Il clima sociale disgregato attuale insinua violenza, aumenta l’aggressività dei singoli e la paranoia può così manifestarsi anche in soggetti normali che non sembrano perversi o sadici, ma sono persone anonime, povere di idee, addirittura banali come direbbe Hannah Arendt.

Oggi, come alle soglie della seconda guerra mondiale, la paranoia si sta insinuando nella vita di molti popoli, anche in Europa e negli Stati Uniti e, con forme e toni diversi, in modo più subdolo, continua a fare la storia: la diffidenza, le accuse, la negazione del dialogo e la proiezione sistematica sull’altro della responsabilità dei programmi disattesi dimostrano che nel tessuto della nostra società ci sono venature paranoiche. E mentre Europa e Stati Uniti rimandano le cause di tutti i problemi a fattori sociali, economici, finanziari, migratori non ci si accorge che all’origine di tutto c’è sempre l’uomo, che dimentica di quali errori sia capace. Purtroppo bastano appena quattro generazioni perché tutto venga dimenticato, perché le posizioni razziste e stigmatizzanti di 79 anni fa siano considerate “lontane, irripetibili”. La “febbre” sta salendo nel mondo, Il senso di solidarietà sociale si è perso ed è forte il desiderio di “uomini soli al comando” che possano scacciare le tante paure che oggi ci attanagliano. Tutto questo è un pericolo per le nostre società, perché dimentichiamo quanto sia veloce il passaggio dove la demagogia sostituisce l’argomentazione e una politica autoritaria la democrazia.

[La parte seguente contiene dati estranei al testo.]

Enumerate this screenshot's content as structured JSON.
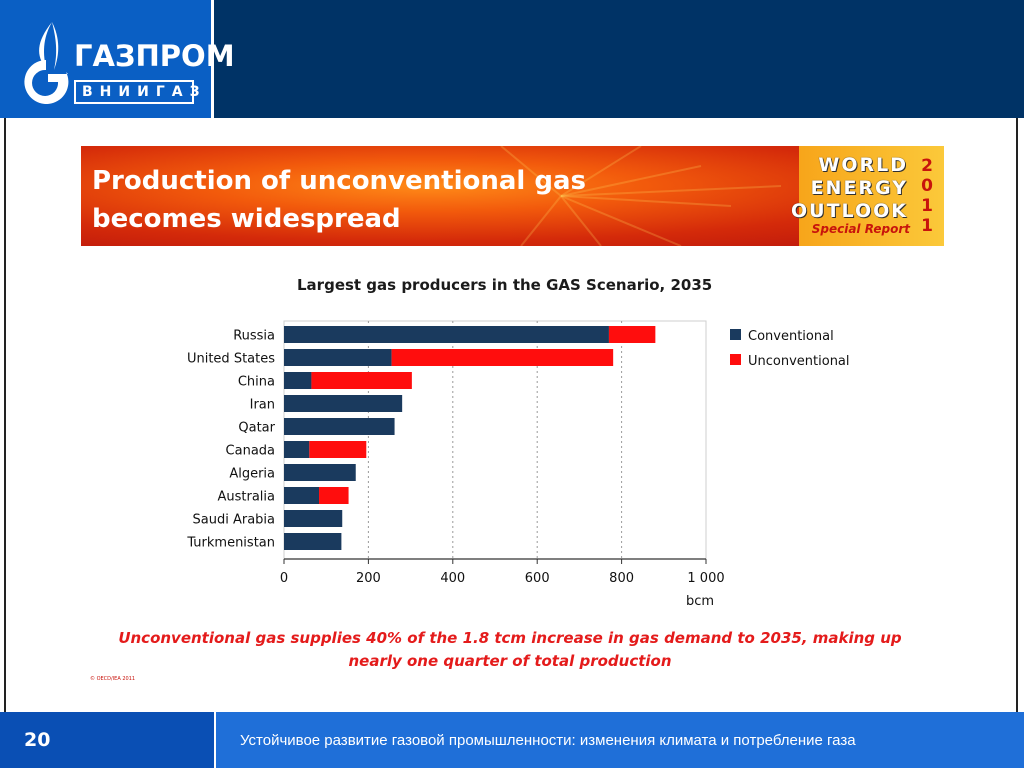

L’esposizione a Roma vuole essere un momento per riflettere su tutto ciò, per riconoscere nella tutela dei diritti dell’uomo un valore fondante della società e per sottolineare con forza che oggi la psichiatria non è più subalterna al potere politico. Con la grande svolta del 1978 è iniziato il riscatto, facendo del rispetto e della dignità del malato il motivo della sua pratica clinica. La recente chiusura degli ospedali psichiatrici giudiziari rappresenta un’ulteriore conquista in questo senso, il prossimo obiettivo è un potenziamento della assistenza psichiatrica nelle carceri e ottenere un finanziamento per la salute mentale pari ad almeno il 6% del fondo sanitario nazionale.

Mai più dovrà accadere una cosa così grave e una dissennata offesa all’essere umano e una così drammatica violazione di ogni etica scientifica e professionale da parte di chi si deve prendere cura delle persone.